L’article est paru dernièrement dans le journal Le Monde et a même été repris par La Croix. Serait-il passé inaperçu ? Il remet en lumière de façon magistrale les principes fondamentaux du droit si souvent oubliés et bafoués.

Les esprits vertueux se choqueront peut-être du parallélisme que nous osons entre le cas Polanski et les condamnations médiatiques et ecclésiales des pères Thomas et Marie-Dominique Philippe ainsi que Jean Vanier.

Face à l’émotion qui si facilement prend le pas sur le droit, ne sommes-nous pas appelés, à l’instar de ces 100 avocates pénalistes (cf. article ci-joint), à redécouvrir un attachement viscéral – que nous devrions tous avoir, « aux principes qui fondent notre droit, à commencer par la présomption d’innocence et la prescription » ?
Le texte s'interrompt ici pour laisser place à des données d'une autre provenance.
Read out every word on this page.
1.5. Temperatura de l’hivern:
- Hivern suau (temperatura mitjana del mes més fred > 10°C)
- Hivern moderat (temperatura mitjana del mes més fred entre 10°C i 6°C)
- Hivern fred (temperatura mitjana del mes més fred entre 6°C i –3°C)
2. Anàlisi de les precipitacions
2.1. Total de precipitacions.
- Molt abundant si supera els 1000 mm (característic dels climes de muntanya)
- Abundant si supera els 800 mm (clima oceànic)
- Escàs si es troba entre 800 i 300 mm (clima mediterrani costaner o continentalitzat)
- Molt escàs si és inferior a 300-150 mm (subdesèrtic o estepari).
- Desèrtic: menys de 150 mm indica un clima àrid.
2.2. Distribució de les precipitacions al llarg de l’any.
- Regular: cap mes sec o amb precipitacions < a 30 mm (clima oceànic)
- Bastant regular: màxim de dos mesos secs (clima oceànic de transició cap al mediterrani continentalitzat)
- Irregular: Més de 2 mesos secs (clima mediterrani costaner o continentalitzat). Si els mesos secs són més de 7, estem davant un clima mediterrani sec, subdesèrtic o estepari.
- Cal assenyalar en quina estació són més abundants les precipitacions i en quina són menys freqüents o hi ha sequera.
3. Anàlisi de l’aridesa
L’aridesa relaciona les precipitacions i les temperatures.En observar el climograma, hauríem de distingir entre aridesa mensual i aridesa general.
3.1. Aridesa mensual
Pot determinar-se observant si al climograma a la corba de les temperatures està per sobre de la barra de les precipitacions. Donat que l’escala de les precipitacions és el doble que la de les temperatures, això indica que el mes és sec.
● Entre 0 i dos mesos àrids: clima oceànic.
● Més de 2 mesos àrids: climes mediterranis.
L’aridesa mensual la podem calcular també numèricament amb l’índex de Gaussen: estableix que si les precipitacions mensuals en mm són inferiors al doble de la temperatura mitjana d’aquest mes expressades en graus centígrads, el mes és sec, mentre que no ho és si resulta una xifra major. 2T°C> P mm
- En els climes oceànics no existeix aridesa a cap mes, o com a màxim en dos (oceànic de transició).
Avançons pas à pas dans l’argumentation de ce texte :

  • « Aucune accusation n’est jamais la preuve de rien. Il suffirait sinon d’asséner sa seule vérité pour prouver et condamner». Toute accusation doit être non seulement prouvée, mais « éprouvée » par un procès équitable et contradictoire, c’est-à-dire par une confrontation de faits, d’expertises et de points de vue. Le respect du principe du contradictoire est la seule façon de chercher la vérité judiciaire : il permet à l’accusé de faire valoir ses arguments, de dire pourquoi il est innocent ou, s’il se reconnait coupable, de donner sa version des faits et d’expliquer son geste. A défaut de contradictoire, un jugement n’est qu’un simulacre. Ne serions-nous pas malheureusement tombés dans ce travers terrible qui devient presque normatif aujourd’hui ? Une émission d’Arte, un communiqué dévastateur relayé dans le monde entier… et cela suffit à ruiner définitivement en quelques heures la réputation de sainteté d’hommes et de femmes qui, des décennies durant, ont œuvré pour le bien. Reconnaissons-le. On « sacralise arbitrairement la parole » des plaignants et on condamne aussi vite. On se substitue à la Justice et cela ne pose de problème à personne.
  • Les signataires de l’article insistent : « Il est urgent de cesser de considérer la prescription et le respect de la présomption d’innocence comme des instruments d’impunité : ils constituent les seuls remparts efficaces contre un arbitraire dont chacun peut être la victime». Cette affirmation est fondamentale. Il a fallu des siècles de luttes et de plaidoiries pour bâtir, procès après procès, réforme après réforme, un système judiciaire qui garantisse à tout homme le droit de se défendre, d’avoir un procès équitable et d’être, envers et contre tout, présumé innocent. C’est ce qui distingue notre civilisation de la barbarie. Souhaite-t-on tomber dans l’arbitraire ? N’y sommes-nous pas déjà tombés ? Quelle ignorance, quelle naïveté pour un prélat de célébrer une messe pour les personnes qui se prétendent victimes d’un homme qui n’a jamais été condamné par la justice, autrement dit d’un homme qui doit être regardé, faute de procès, comme absolument innocent !  Affirmons-le avec force : condamner le fondateur d’une communauté sur la base du seul « discernement » d’un prieur général ou d’une commission autoproclamée indépendante, au mépris des droits les plus fondamentaux et de toute règle de droit, n’est autre qu’une farce. Quelle confusion et perte totale de réalisme !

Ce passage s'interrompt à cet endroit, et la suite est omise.